$\overline{ab}, \overline{ba}$ are numbers in base $10$.
$a,b=\;?$ if $\overline{ab}-\overline{ba} = a(b-1) $ and $a,b$ are primes and distinct.
I tried: $$\overline{ab}= 10a + b\;\text{ and }\;\overline{ba} = 10b + a$$ and I got this:
$$10(a-b) = b(a-1)$$ How can we find $a$ and $b$? (Primes and distinct $\Rightarrow a,b$ can be $3,5,7$)
For a positive integer $n$ let $\nu(n)$ be the number of digits in its decimal expansion. Then $$ \overline{a\,b}-\overline{b\,a}=a\,10^{\nu(b)}+b-b\,10^{\nu(a)}-a=a(10^{\nu(b)}-1)-b(10^{\nu(a)}-1). $$ If $a$ and $b$ are distinct primes and $\overline{a\,b}-\overline{b\,a}=a(b-1)$, then $a\mid10^{\nu(a)}-1=9\times\mathbf{1}_{\nu(a)}$, where $\mathbf{1}_{n}=1\dots1$ is a repunit. This implies hat the only possibilities for $a$ are $a=3$ or a prime repunit.
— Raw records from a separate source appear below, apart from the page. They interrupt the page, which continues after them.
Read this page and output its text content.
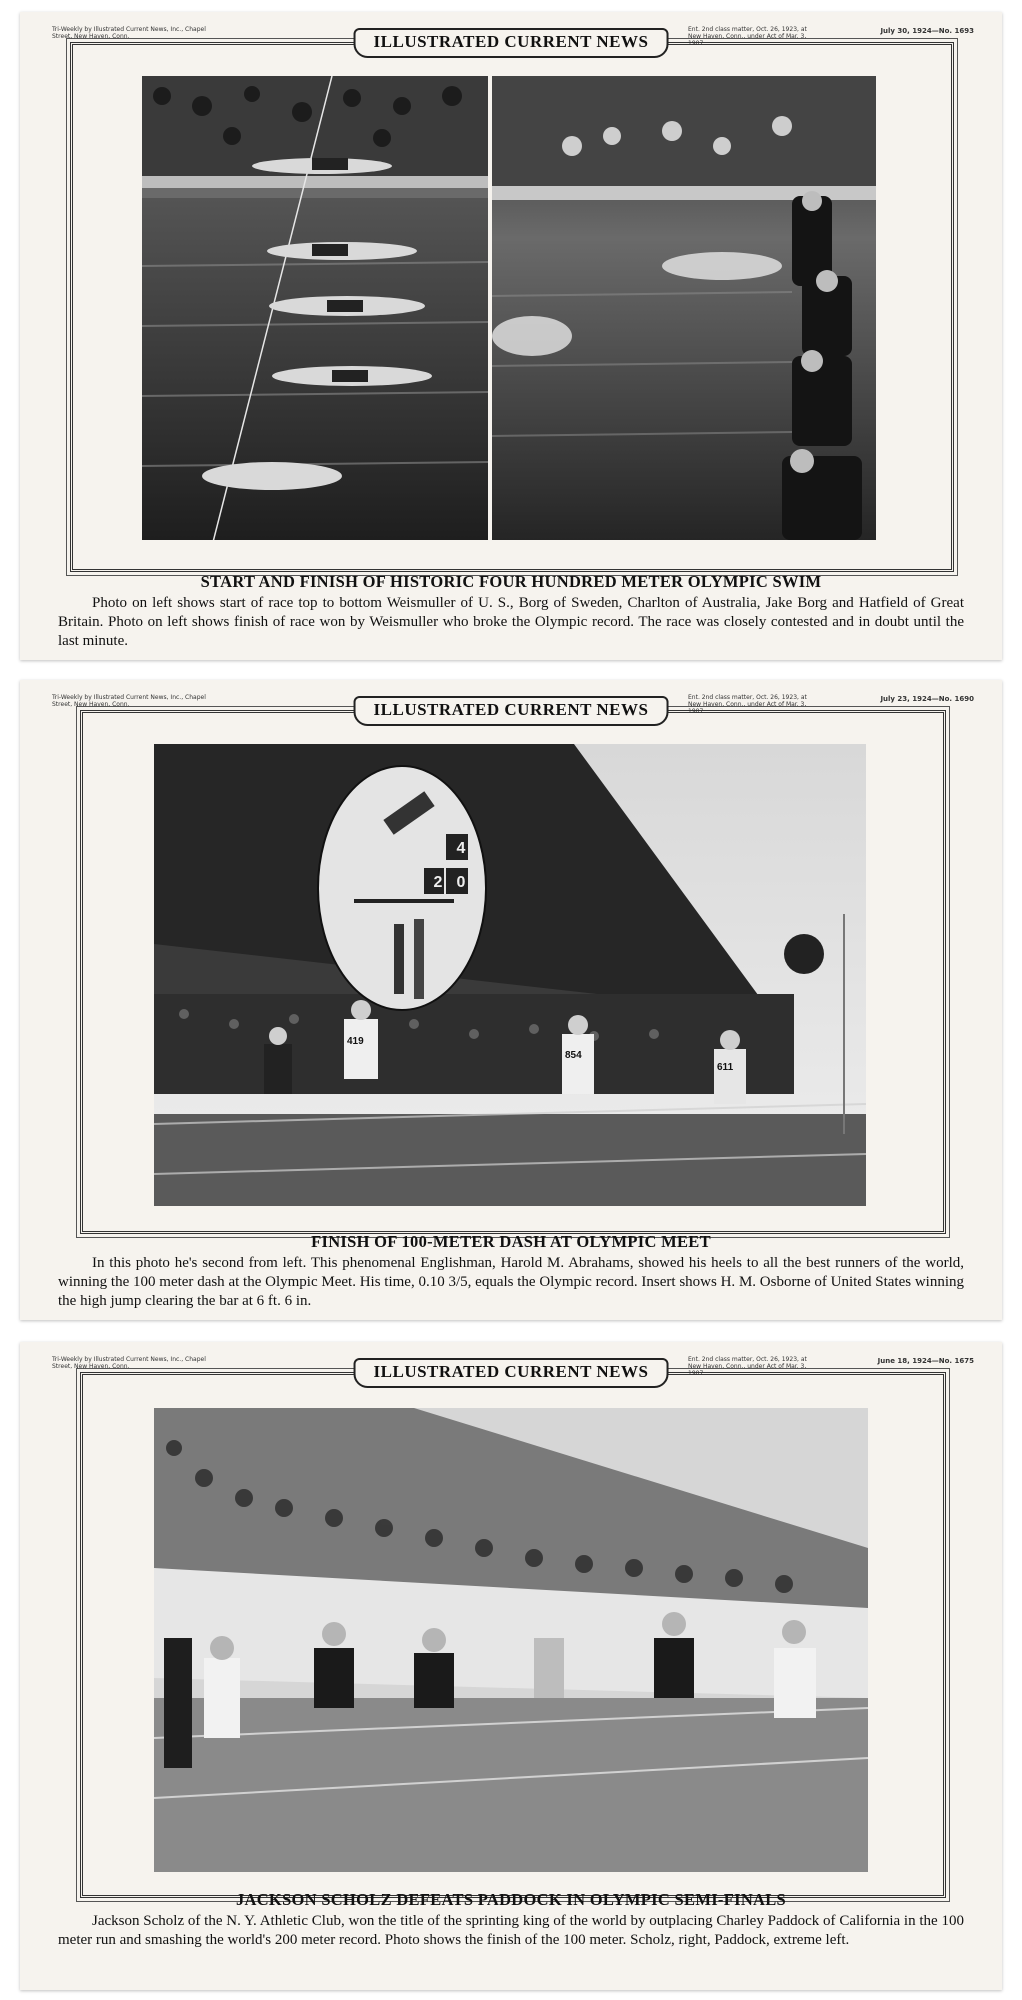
Tri-Weekly by Illustrated Current News, Inc., Chapel Street, New Haven, Conn.
Ent. 2nd class matter, Oct. 26, 1923, at New Haven, Conn., under Act of Mar. 3, 1907.
July 30, 1924—No. 1693
ILLUSTRATED CURRENT NEWS
START AND FINISH OF HISTORIC FOUR HUNDRED METER OLYMPIC SWIM
Photo on left shows start of race top to bottom Weismuller of U. S., Borg of Sweden, Charlton of Australia, Jake Borg and Hatfield of Great Britain. Photo on left shows finish of race won by Weismuller who broke the Olympic record. The race was closely contested and in doubt until the last minute.
Tri-Weekly by Illustrated Current News, Inc., Chapel Street, New Haven, Conn.
Ent. 2nd class matter, Oct. 26, 1923, at New Haven, Conn., under Act of Mar. 3, 1907.
July 23, 1924—No. 1690
ILLUSTRATED CURRENT NEWS
4
2 0
419
854
611
FINISH OF 100-METER DASH AT OLYMPIC MEET
In this photo he's second from left. This phenomenal Englishman, Harold M. Abrahams, showed his heels to all the best runners of the world, winning the 100 meter dash at the Olympic Meet. His time, 0.10 3/5, equals the Olympic record. Insert shows H. M. Osborne of United States winning the high jump clearing the bar at 6 ft. 6 in.
Tri-Weekly by Illustrated Current News, Inc., Chapel Street, New Haven, Conn.
Ent. 2nd class matter, Oct. 26, 1923, at New Haven, Conn., under Act of Mar. 3, 1907.
June 18, 1924—No. 1675
ILLUSTRATED CURRENT NEWS
JACKSON SCHOLZ DEFEATS PADDOCK IN OLYMPIC SEMI-FINALS
Jackson Scholz of the N. Y. Athletic Club, won the title of the sprinting king of the world by outplacing Charley Paddock of California in the 100 meter run and smashing the world's 200 meter record. Photo shows the finish of the 100 meter. Scholz, right, Paddock, extreme left.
If $a=3$ then $$ \overline{3\,b}-\overline{b\,3}=3\,10^{\nu(b)}+b-10\,b-3=3(b-1)\implies b=\frac{10^{\nu(b)}}{4} $$ and $b$ is not a prime integer.
Finally, if $a$ is a prime repunit, then it is easy to see that $\overline{a\,b}-\overline{b\,a}\le0$.
If we consider the equation $|\overline{a\,b}-\overline{b\,a}|=a(b-1)$, there are solutions with $a=3$ and $b=\dfrac{10^{\nu(b)}-2}{2}$, which is prime for $\nu(b)=3, 4, 5, 7, 15, 55,\dots$.
$\overline{ab}-\overline{ba}=a(b-1)$
$10(a-b)-(a-b) = a(b-1)$
$9(a-b)=a(b-1)$
$3\cdot 3 \cdot (a-b)=a\cdot (b-1)$
$a\geq2$ and $b\geq2$, so $a\cdot (b-1)>0$ and therefore $a>b$, b$\neq 7$.
if $3$ doesn't divide $a$, $3|(b-1)$, therefore $b=3k+1$.
but thats contradict that $b$ is either $2$ or $3$ or $5$.
so $3|a$, then $a=3$ and $b=2$.
but $3\cdot 3 \cdot 1\neq3\cdot 1$.
so there is no solution.